Nous appelant à croire en l’inattendu de l’homme, il nous a exhorté à la plus grande pondération dans les regards que nous posons les uns sur les autres. Nous ne sauverons la terre qu’en nous intéressant aux êtres humains, faisant fi de la différence et de la fragilité : voilà une belle leçon de développement durable !
« Si j’ai la chance d’être heureux avec ma femme et mes 4 enfants, c’est parce que je suis vivant, et si je suis vivant, c’est grâce à ceux qui ont posé de beaux regards sur moi. Si vous n’avez pas d’argent, ce n’est pas grave, si vous n’avez pas de solution devant la souffrance, ce n’est pas grave, ce qui est important, c’est le regard que vous portez sur l’autre. Il faut se mettre à la hauteur des gens qui souffrent. Asseyez-vous à côté d’eux, écoutez-les comme Monsieur Léon m’a écouté quand j’étais à la rue. On disait de lui que c’était une cloche, un clochard. Pourtant c’est grâce à lui que j’ai appris à lire.

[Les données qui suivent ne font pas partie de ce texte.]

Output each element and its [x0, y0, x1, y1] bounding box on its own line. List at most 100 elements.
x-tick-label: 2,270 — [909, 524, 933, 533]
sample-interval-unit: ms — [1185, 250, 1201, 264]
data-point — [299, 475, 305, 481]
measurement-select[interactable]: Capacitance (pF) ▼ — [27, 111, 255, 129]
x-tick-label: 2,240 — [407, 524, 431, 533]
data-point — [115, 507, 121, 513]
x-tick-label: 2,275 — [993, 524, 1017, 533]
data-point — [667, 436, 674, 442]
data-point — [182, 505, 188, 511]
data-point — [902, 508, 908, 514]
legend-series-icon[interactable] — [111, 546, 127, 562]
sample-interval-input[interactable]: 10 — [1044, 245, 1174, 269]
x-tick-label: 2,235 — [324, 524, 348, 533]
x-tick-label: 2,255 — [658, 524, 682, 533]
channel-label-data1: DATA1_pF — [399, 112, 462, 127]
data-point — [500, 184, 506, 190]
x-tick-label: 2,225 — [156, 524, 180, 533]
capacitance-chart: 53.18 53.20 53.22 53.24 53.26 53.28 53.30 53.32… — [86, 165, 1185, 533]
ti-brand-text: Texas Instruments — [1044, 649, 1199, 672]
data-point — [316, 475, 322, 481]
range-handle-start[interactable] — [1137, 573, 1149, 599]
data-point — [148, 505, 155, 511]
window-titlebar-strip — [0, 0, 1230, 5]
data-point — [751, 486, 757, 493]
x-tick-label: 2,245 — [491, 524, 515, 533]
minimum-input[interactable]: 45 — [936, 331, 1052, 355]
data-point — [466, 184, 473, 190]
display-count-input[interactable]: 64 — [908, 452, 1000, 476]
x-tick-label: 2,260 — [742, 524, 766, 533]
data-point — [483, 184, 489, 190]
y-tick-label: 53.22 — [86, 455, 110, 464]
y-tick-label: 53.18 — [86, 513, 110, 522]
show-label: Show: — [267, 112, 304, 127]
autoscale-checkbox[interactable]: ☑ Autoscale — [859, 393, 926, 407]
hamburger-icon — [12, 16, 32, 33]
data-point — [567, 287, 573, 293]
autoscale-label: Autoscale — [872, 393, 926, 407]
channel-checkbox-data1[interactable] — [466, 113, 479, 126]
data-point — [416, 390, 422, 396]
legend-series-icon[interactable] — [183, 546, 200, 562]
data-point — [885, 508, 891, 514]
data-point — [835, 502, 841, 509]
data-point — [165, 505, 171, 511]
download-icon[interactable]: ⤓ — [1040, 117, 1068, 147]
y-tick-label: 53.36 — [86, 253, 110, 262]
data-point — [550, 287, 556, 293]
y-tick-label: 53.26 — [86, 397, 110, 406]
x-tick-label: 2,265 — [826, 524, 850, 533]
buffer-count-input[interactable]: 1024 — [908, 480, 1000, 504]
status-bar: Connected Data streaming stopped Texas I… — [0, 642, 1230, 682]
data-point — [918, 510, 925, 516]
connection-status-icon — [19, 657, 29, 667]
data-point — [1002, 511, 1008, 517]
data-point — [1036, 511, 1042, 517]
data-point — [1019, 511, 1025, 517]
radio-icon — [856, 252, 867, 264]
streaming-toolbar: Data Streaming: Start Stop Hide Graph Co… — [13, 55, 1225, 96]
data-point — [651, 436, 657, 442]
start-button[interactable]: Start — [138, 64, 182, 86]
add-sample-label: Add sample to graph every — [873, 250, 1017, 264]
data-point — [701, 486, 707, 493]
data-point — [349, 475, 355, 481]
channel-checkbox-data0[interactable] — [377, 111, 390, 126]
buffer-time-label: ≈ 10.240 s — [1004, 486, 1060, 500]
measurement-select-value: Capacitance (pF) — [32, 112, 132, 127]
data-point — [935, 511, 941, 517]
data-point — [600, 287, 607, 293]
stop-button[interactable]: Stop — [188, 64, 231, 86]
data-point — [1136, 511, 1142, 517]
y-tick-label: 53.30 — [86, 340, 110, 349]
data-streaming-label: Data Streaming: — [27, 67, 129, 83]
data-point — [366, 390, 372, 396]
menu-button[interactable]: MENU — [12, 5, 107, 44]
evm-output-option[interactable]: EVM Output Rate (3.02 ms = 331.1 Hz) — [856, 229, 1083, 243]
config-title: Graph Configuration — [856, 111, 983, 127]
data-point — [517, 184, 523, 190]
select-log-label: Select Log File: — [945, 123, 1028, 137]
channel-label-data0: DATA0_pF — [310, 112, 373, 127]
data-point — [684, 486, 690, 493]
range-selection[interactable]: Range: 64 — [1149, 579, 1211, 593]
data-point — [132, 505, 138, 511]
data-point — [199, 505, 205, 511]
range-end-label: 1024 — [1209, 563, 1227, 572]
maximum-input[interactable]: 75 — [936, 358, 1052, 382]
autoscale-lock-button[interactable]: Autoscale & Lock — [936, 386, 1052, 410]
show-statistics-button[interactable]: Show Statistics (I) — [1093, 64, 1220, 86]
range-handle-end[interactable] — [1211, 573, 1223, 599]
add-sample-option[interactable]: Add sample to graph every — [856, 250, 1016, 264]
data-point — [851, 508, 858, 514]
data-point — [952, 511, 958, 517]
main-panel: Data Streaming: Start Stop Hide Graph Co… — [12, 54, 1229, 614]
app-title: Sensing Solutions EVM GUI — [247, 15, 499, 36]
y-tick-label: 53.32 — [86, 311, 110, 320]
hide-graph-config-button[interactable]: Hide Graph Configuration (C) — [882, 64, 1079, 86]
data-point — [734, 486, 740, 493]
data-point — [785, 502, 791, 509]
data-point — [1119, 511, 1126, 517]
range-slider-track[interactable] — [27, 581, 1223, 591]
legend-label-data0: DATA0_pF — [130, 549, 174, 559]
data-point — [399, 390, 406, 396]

Il y a eu aussi le beau regard de cette femme juge, la première qui a su me regarder moi plutôt que mon dossier. Ses yeux étaient humides, émus par mon histoire. Elle n’était pas croyante, mais cette juge m’a considéré, elle a accepté de rencontrer ma différence. Je ne l’ai jamais oubliée ».
Le point d’orgue de son intervention nous renvoie à nos propres conceptions du pardon : ni oubli ni amnistie, le pardon est indissociable de la mémoire. Il procède d’un acte mûri et réfléchi. Ce positionnement volontaire consiste à vivre le présent, à construire un avenir auprès des personnes qui nous ont créé du tord, sans obérer les souvenirs, si douloureux soient-ils.
Un jour, j’ai été capable de pardonner à mon père. Mais mon pardon l’a renvoyé à son passé, à ce qu’il avait fait, et la honte qu’il a ressentie nous a empêchés de nous retrouver. Il n’y a pas de magie dans le pardon. Il faut laisser à celui à qui on pardonne le temps de digérer. Je me suis mis à lui envoyer des cartes postales où je lui parlais des belles choses du présent. Au moment où j’allais arrêter de lui écrire, j’ai enfin reçu un signe de lui. Les instants présents étaient devenus plus forts que les instants passés. Il avait pu se pardonner à lui-même, et même arrêter l’alcool. Il ne s’agit pas d’oublier, mais de savoir vivre avec le passé.
Tim GUENARD nous ramène à l’inaliénable et indéfectible dignité humaine.
Qu’il soit ici par ces propos remercié.